Republicans bristle at vote on sea treaty during lame duck
Senate Republicans reacted with outrage Wednesday at news that Democrats will wait until after the presidential election to bring the controversial Law of the Sea Treaty to a vote.
Senate Foreign Relations Chairman John Kerry (D-Mass.) announced the decision during a high-level hearing with Secretary of State Hillary Clinton, Defense Secretary Leon Panetta and Chairman of the Joint Chiefs of Staff Gen. Martin Dempsey. Clinton on Wednesday urged the Senate to pass the treaty “this year,” suggesting the Democratic-led Senate could do so right after the presidential election — regardless of who wins.
{mosads}“I think it’s a bad idea,” said Sen. James Inhofe (R-Okla.). “I don’t like to do something in the lame-duck session, particularly something that is as dangerous to our sovereignty as this is.”
Inhofe said he expects Republicans to gain seats in the elections, which would allow defeated Democrats to vote for the treaty. That possibility is especially controversial because it comes on the heels of the Senate’s passage of the new START nuclear disarmament treaty with Russia in December 2010.
“Ramming the START treaty through the lame-duck session with votes from politicians who had just lost at the ballot box was a shameful exercise,” said Sen. Jim DeMint (R-S.C.), “and it would be wrong to repeat that mistake” with the Law of the Sea Treaty.

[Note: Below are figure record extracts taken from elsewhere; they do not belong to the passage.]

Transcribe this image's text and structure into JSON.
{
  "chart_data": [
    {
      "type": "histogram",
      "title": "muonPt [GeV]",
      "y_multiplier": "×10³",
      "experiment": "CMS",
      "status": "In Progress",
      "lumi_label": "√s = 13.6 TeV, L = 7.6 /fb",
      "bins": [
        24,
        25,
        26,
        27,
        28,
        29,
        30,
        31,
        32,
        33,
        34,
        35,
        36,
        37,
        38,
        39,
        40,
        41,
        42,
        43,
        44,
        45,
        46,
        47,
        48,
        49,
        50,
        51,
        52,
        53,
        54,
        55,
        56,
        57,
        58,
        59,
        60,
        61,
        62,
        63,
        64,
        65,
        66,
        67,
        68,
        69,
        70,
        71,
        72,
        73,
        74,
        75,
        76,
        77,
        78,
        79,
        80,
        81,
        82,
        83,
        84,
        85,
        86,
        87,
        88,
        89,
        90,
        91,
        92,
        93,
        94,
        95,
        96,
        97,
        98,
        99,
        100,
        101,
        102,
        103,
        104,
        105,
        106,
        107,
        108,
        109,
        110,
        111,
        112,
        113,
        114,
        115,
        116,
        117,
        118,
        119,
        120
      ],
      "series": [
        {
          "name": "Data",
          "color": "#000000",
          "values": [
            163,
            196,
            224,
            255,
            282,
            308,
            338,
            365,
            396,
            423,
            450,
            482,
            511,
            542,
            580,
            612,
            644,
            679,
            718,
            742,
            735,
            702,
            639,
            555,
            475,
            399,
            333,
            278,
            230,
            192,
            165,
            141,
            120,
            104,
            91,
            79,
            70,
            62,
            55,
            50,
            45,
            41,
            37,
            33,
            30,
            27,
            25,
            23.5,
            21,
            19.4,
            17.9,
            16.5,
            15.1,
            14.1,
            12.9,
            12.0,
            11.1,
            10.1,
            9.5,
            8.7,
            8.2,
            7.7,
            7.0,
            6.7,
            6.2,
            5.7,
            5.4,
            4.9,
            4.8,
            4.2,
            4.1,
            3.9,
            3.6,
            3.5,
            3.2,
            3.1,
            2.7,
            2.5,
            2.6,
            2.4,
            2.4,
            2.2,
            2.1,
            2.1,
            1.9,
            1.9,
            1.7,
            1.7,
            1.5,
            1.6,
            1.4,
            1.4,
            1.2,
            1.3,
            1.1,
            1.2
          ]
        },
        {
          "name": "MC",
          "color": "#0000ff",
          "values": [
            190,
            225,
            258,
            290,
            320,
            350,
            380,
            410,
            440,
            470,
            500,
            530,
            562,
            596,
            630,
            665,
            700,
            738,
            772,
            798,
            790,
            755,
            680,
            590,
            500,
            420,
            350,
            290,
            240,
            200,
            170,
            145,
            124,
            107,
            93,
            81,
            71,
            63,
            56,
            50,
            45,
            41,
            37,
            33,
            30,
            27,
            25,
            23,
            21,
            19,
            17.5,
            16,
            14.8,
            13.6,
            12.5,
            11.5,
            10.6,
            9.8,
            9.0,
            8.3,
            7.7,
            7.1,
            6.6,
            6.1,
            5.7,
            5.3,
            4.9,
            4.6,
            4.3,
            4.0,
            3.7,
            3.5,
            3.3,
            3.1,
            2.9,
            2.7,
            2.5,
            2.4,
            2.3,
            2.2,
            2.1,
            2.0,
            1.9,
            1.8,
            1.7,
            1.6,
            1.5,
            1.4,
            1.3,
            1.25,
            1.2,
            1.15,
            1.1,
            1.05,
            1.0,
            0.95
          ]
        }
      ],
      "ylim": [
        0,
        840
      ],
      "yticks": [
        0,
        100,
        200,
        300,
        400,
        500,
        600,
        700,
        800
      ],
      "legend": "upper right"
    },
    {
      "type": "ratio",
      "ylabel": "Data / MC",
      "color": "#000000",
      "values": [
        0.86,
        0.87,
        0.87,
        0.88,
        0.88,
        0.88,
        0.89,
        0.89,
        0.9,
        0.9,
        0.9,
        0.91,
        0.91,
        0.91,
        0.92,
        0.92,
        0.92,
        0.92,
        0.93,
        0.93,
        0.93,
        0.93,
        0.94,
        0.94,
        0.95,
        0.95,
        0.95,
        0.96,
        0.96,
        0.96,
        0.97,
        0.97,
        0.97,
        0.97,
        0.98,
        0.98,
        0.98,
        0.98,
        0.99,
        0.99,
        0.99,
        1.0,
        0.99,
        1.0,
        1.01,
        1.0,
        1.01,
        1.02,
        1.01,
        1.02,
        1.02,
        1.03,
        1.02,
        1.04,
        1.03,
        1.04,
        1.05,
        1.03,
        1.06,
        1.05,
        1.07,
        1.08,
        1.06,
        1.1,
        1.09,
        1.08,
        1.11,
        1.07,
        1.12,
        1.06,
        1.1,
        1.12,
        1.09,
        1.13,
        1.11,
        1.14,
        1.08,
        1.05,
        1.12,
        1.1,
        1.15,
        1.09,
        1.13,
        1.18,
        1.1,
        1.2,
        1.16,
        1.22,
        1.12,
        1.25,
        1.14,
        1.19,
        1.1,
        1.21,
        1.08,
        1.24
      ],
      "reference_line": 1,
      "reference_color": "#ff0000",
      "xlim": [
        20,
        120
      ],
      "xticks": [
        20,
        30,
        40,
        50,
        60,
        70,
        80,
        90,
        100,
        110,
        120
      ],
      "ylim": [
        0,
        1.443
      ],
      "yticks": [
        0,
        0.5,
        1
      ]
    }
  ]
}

Proponents of the treaty — including the U.S. Navy, oil-and-gas companies and the U.S. Chamber of Commerce — refute the notion that the United States would lose any rights by joining the more than 160 countries that have acceded the treaty over the past three decades. They say the United States is already bound by many of its decisions without having a seat at the table.
Kerry said some lawmakers “on and off the committee” have candidly told him they’d “be more comfortable” if they could avoid having to cast the controversial vote during the campaign season.
“I would like to see this treaty stay out of the hurly-burly of presidential politics,” Kerry said. “So heeding that advice, and preferring that we encourage the kind of evaluative and educational process, which does justice to this committee and justice to the United States Senate ratification process, I announce today that I do not currently intend to bring the treaty to a vote before the November election.”
That rationale didn’t convince Republicans who are on the fence.
“It’s a big policy change,” said Sen. Lindsey Graham (R-S.C.). “I’m not so sure it fits into [the lame-duck framework], but time will tell.”
Others are convinced the treaty needs to pass this year after stalling in the Senate for years.
“I have expressed concerns,” said Sen. Bob Corker (R-Tenn.). “We have so many other issues — we haven’t had the one-year review of the START treaty, we have issues going on in Iran, we have issues in Libya, in Syria. … My antenna’s up just because I’m not really sure why this, why now.”
Corker is in line to become the top Republican on the Senate Foreign Relations Committee following the defeat in the Indiana primary earlier this month of Sen. Dick Lugar (R-Ind.), a champion of both the START and the LOST treaties. Lugar’s defeat is a sharp reminder that even lame-duck votes can come back to haunt lawmakers in subsequent election cycles.
The Obama administration, however, argues that signing the treaty is more important than ever.
“One could argue, that 20 years ago, 10 years ago, maybe even five years ago, joining the convention was important but not urgent,” Clinton testified Wednesday. “That is no longer the case today.”
She noted four new developments that make U.S. participation “a matter of utmost security and economic urgency”:
• U.S. oil-and-gas companies are now capable of drilling for energy on the extended continental shelf past 200 nautical miles, but aren’t willing to do so without the legal certainty embodied in the treaty;
• the treaty gives mining companies a secure title to deep seabed mining, which is also taking off thanks to technological advances;
• global climate change is opening up the Arctic to new opportunities such as fishing, drilling and shipping that Russia and other Arctic states are taking advantage of through the treaty; and
• the treaty body addressing deep seabed mining is now drawing up the rules to govern the extraction of rare-earth minerals that are vital to the cell phone and computer industries, without formal input from the United States.
Critics say the treaty would force oil-and-gas companies to pay royalties to a treaty body and pave the way to regulation of greenhouse gases that pollute the ocean. Proponents say energy companies would rather pay royalties if it means they can drill and refute the argument that the United States would be bound by greenhouse gas restrictions.
To date, 26 Senate Republicans have signed onto a letter opposing the treaty — just eight shy of the 34 they need to block treaty passage in the Senate, which requires a two-thirds majority. Inhofe said he expects more lawmakers to oppose the treaty but have so far declined to sign their names, but others think the treaty has the votes to pass this year after failing in 2007.
“I think there’s two-thirds vote for it,” said Sen. Carl Levin (D-Mich.), chairman of the Senate Armed Services Committee. “All of our military leaders are for it. It ought to pass, it should have passed years ago. It puts us at a big disadvantage not to be at that table when the discussions on implementation of that treaty take place.”